Sivan Rahav Meir
¿Prestamos atención a las personas silenciosas, dedicadas y perseverantes? Hay que admitir que la vida de Itjzak, nuestro Patriarca, nos parece mucho menos dramática que la de Abraham. Abraham fue un revolucionario que se rebeló contra la idolatría y comenzó a establecer el judaísmo. En contraste, su hijo Itzjak no se rebeló, y ésta fue su mayor rebeldía: simplemente continuar por el camino trazado por su padre.
Parashat Toldot, que se leerá este próximo Shabat trata sobre la historia de Itzjak. Trata de la segunda generación, la cual no busca el drama, sino que trabaja, se esfuerza y simplemente hace lo necesario, una vez más.
Ya que también debemos saludar a los que perseveran. No a los innovadores, sino a los tenaces. No a los pioneros, sino a la segunda generación. ¡Qué monótono y aburrido consideramos que es continuar lo que comenzaron nuestros padres! Cuan poco brillo hay en recorrer el mismo camino, profundizar en él y encontrarle sentido, descubrir la novedad en tu interior y no en el exterior.
Ésta es una regla profunda e importante en el estudio de la Torá, en la crianza de los hijos, en las relaciones y en cualquier ámbito: sin que haya constancia, determinación y profundidad, es imposible construir algo duradero.

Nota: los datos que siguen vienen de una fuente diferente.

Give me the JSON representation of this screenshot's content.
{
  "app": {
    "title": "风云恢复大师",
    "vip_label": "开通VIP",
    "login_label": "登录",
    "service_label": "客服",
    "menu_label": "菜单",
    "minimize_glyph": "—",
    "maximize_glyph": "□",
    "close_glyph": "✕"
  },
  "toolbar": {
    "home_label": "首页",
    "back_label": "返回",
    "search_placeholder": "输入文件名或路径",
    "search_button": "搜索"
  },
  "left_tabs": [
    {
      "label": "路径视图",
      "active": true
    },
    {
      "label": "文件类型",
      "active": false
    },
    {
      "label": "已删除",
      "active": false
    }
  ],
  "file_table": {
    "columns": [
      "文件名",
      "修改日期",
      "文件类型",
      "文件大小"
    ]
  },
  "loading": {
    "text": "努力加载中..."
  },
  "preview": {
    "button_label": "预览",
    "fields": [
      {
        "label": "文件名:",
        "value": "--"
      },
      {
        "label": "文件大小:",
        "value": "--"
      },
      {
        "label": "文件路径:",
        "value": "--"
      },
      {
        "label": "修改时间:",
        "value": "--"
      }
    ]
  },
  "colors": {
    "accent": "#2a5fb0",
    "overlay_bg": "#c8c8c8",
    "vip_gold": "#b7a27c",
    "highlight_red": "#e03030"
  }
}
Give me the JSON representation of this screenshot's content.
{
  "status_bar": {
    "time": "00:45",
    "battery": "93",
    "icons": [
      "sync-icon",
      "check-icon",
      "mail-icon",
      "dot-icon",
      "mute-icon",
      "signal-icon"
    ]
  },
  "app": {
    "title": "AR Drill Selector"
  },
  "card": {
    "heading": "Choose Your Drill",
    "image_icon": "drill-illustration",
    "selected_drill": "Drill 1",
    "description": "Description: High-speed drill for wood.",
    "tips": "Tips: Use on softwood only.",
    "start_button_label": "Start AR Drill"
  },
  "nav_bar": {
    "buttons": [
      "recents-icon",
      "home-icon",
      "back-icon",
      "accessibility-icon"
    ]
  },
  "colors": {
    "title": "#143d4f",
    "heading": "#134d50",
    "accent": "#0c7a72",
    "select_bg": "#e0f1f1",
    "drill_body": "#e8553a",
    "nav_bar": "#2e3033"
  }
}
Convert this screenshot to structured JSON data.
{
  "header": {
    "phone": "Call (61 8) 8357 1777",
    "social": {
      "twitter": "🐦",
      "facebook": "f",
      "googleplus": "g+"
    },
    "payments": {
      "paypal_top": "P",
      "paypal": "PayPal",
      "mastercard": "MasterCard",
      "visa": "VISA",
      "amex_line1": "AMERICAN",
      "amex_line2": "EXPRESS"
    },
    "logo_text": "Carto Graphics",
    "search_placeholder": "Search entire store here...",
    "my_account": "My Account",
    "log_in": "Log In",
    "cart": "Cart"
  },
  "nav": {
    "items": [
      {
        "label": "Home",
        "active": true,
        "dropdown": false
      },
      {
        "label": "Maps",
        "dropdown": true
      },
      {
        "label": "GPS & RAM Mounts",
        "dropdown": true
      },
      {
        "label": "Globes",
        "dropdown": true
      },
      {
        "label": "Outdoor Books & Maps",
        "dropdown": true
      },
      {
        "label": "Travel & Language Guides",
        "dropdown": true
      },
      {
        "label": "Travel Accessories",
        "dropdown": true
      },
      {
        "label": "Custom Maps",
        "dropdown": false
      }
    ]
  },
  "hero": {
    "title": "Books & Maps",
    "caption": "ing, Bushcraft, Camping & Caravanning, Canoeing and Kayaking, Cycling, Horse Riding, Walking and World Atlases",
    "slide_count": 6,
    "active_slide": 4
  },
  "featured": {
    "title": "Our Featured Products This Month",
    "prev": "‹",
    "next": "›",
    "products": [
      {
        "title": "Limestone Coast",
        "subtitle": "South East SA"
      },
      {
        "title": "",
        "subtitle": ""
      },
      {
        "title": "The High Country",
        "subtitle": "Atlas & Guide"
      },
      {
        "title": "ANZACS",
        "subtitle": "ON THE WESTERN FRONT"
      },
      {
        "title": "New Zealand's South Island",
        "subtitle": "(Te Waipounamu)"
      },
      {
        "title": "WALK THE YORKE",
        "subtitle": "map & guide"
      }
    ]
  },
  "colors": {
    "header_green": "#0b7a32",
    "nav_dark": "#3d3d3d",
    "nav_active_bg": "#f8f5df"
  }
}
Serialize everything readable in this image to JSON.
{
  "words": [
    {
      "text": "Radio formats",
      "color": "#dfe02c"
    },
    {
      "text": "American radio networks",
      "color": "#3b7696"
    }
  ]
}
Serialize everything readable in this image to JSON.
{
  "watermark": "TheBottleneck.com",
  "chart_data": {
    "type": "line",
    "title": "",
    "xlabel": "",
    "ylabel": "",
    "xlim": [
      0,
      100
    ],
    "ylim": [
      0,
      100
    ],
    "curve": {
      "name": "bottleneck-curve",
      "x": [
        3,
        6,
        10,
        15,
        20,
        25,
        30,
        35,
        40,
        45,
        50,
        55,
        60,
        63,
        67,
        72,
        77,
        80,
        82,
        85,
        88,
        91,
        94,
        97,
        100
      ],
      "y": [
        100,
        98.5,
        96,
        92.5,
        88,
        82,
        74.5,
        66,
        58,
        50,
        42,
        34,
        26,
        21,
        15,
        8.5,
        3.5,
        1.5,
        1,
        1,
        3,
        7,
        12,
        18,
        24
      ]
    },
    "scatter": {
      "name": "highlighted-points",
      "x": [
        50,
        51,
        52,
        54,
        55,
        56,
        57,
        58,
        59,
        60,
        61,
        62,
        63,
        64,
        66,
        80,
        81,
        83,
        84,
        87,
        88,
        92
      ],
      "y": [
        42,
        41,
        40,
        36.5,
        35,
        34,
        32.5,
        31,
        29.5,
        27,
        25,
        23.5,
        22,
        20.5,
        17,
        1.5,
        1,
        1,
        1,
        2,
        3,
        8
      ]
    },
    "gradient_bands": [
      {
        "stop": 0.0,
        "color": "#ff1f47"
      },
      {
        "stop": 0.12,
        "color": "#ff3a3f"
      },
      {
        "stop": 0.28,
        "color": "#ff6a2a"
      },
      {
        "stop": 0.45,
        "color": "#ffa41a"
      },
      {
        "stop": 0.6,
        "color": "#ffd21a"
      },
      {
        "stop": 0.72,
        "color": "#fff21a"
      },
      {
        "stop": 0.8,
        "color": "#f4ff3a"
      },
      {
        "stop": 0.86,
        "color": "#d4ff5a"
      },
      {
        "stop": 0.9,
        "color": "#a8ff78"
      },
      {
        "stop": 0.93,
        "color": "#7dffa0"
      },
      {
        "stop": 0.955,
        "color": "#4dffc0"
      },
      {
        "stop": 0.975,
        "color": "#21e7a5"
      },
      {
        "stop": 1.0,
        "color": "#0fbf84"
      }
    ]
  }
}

Es cierto que todos los comienzos son difíciles, y se suele hablar mucho de los principiantes, pero toda continuidad también lo es, y suele recibir mucha menos atención de nuestra parte.
Así que busca a las personas perseverantes a tu alrededor, y quizás también observa las facetas más rutinarias y menos brillantes de tu vida ya que vale la pena admirarlas de nuevo de vez en cuando.